The bill rebukes the Biden administration, which sold oil from the Strategic Petroleum Reserve (SPR) to China last summer as part of a larger sell-off to try blunting record-high prices at the pump.

Sales from the reserve are mandated under law to go to the highest bidder, tying the Biden administration’s hands. But Republicans say the sales never should have taken place to begin with because they were used for political purposes to try lowering gasoline costs in an election year.

“America’s Strategic Petroleum Reserve is meant for true energy supply disruptions like those caused by hurricanes and natural disasters — not to help China,” House Energy and Commerce Committee Chairwoman Cathy McMorris Rodgers said. “Draining our strategic reserves for political purposes and selling portions to China is a significant threat to our national security.”

The Washington Republican spearheaded the legislation, which passed 331-97. It garnered support from 113 Democrats. It’s unclear whether the Democratic-led Senate, which is out until later this month, will vote on the measure.

Mr. Biden has sold roughly 180 million barrels of oil from the SPR to blunt high prices in the face of his choke on domestic energy production and Russia’s war against Ukraine. The sales have depleted the U.S. stockpile to its lowest level since 1983, drawing charges from Republicans that America’s national security has been jeopardized.

Democrats, many of whom begrudgingly voted for the bill, said it did not go far enough to prevent sales to other foreign adversaries and that Republicans should have worked with them on separate bipartisan legislation that would bar sales to China, Russia, North Korea, Iran and other countries.

“My bill is stronger, it’s bipartisan and it has a chance in the Senate,” said Rep. Chrissy Houlahan, Pennsylvania Democrat. “The bill we’re talking about today is weaker, it’s partisan and it will unfortunately likely never pass the Senate’s legislative graveyard.”

The irony was not lost on Republicans.

They noted Mr. Biden previously requested more oil from adversaries like Iran and Venezuela and accused his green energy policies of hurting domestic oil production. Republicans also emphasized that Democrats had plenty of opportunity to pass their own legislation to address foreign oil sales under their one-party control of Washington the past two years.

“You guys got to be kidding me. Seriously? You were in control.
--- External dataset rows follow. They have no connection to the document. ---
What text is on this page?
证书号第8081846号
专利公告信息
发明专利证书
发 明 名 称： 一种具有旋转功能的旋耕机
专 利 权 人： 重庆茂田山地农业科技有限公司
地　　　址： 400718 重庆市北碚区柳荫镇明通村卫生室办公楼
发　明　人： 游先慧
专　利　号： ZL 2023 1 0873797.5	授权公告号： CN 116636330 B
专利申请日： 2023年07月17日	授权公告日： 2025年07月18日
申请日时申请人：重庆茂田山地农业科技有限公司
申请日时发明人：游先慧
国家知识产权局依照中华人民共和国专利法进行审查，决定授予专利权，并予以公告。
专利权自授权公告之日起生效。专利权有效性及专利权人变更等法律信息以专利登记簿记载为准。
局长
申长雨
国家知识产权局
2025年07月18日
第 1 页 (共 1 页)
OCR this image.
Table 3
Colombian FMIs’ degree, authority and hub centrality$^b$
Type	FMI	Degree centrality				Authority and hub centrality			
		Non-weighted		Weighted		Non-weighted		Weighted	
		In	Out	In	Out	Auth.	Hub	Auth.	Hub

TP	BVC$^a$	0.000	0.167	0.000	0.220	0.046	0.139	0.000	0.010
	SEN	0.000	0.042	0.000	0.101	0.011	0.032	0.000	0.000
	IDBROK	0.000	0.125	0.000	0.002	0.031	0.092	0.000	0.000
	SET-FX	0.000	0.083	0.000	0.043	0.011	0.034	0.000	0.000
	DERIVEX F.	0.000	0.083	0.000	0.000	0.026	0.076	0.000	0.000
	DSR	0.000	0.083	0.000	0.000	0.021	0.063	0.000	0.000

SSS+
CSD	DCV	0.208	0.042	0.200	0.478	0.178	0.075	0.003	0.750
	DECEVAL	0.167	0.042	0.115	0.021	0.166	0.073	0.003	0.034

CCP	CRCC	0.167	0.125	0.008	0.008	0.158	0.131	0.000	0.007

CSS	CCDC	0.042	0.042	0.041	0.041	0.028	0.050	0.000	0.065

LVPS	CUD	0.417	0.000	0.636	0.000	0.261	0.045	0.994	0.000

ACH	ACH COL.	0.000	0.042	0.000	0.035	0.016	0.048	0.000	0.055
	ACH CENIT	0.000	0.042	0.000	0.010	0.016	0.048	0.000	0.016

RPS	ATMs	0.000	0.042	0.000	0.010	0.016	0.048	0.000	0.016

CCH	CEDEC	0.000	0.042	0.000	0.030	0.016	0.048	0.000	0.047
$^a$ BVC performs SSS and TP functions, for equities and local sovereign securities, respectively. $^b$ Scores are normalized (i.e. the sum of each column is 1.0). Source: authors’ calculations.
You had the House, you had the Senate, you had the presidency,” said Rep. Jeff Van Drew, New Jersey Republican. “If you thought there were any good bills or good ideas to stop this or bills that were better than anything we’re putting forward, why didn’t you do them? You had the control. You didn’t need us for a whole lot of other things. You voted and rammed things through that we didn’t want, rammed things through that were radical. And yet with this common-sense legislation, nothing happened.”